As shock absorbers go, the pound’s 2 per cent downward reaction against the euro and dollar to the “shock” election outcome was comparatively muted – especially when compared to the approximately 7 per cent decline it “suffered” in the immediate aftermath of the “shock” vote to Leave the EU.
I chose to use inverted commas because in many ways there is as much, if not indeed more, to welcome a more competitive currency as there is to fear it.
The question is, of course, where can we expect sterling to be in say, two years once Brexit has finally become a reality?
Since exchange rates are relative prices, the answer requires as much an understanding of the economic and monetary fundamentals of the eurozone and United States as those of the United Kingdom, once it is outside the European Union.
The latter of course requires us to anticipate the precise nature of the UK’s relationship with what will soon become its erstwhile EU partners.
Let me make clear that, for all the talk of hard-bargaining, I expect a conciliatory separation, such that the UK continues to seamlessly engage commercially with the EU27. In the event matters went differently, say if there was a “tariff shock” to the flow of goods and services into and out of the UK from the EU27, then I would expect the pound to decline proportionately against the euro, and so in large part help shock absorb for this.
Returning to a Brexit which is devoid of hubris from either side, I still expect that in two years or so the pound will be actually lower against the euro to the 1.14 it finds itself today.
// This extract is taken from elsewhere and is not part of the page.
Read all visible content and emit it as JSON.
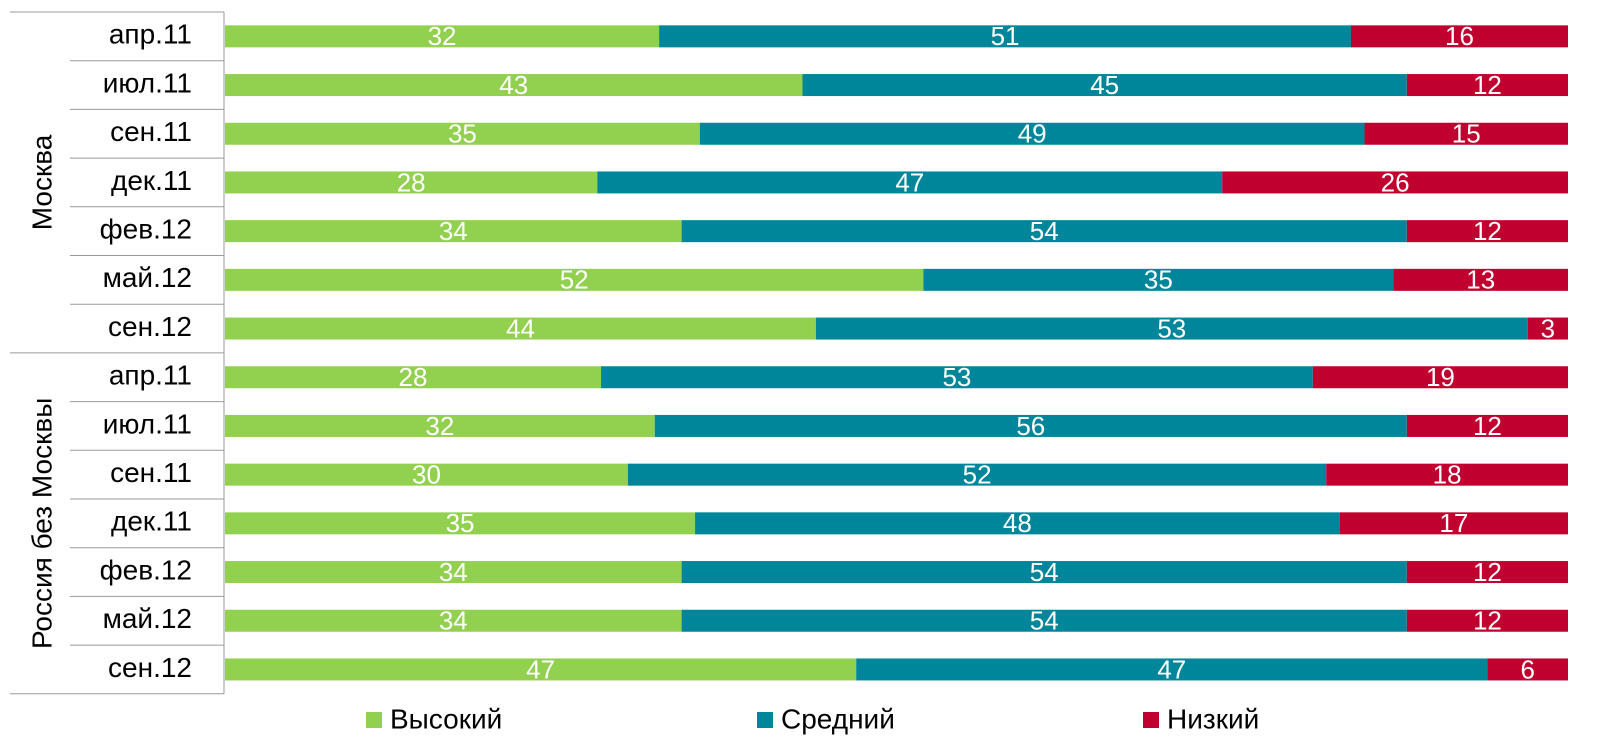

I say this because I expect the European Central Bank to act monetarily more hawkishly than the Bank of England.
Despite recent reticence, I believe that before too long the ECB will be forced – by the powerful German lobby within it – to react to signs of reflation and recovery across the eurozone and to announce that quantitative easing will definitely not extend beyond this year, while also “guiding” that interest rates may need to rise soon into 2018.
For its part, the BoE is now set to keep monetary policy ultra-loose for longer, doing so in the face of the real or perceived economic uncertainty born of domestic politics, Brexit negotiations and the two combined.
In short, I anticipate something of a “taper-tantrum” in the euro, similar to what we saw with the dollar four years ago. This would involve the euro strengthening across multiple exchange rate dimensions, so not only relative to the pound but the dollar et al. This of course brings me to considering where the cable rate, currently below 1.30, might find itself in two or so years.
What I would say here is that, whatever economic uncertainty may have been unleashed by our recent General Election, matters in the US are – to my mind – no less fraught and potentially far more so. I would, for instance, not dismiss the real possibility that the President turns his bile towards the head of the Federal Open Market Committee, just as he has done to the ousted head of the FBI.
The “politicisation” of US monetary policy would hardly support the dollar and almost certainly act to undermine it. Indeed, one could point to Donald Trump’s claims while on the campaigning stump that the dollar was being kept uncompetitively high by self-interested foreign forces – from the Chinese to the Germans – to argue he would welcome a weakened dollar.
So to recap, from the vantage point of June 2019 I would not be surprised to see the pound actually weaker than it currently is today against the euro, but stronger relative to the dollar. As to how much in each case, more markedly higher against the dollar than lower versus the euro.
What this means for the UK economy is an inflation cushion in one dimension and in the other improved competitiveness – neither unwelcome to my mind.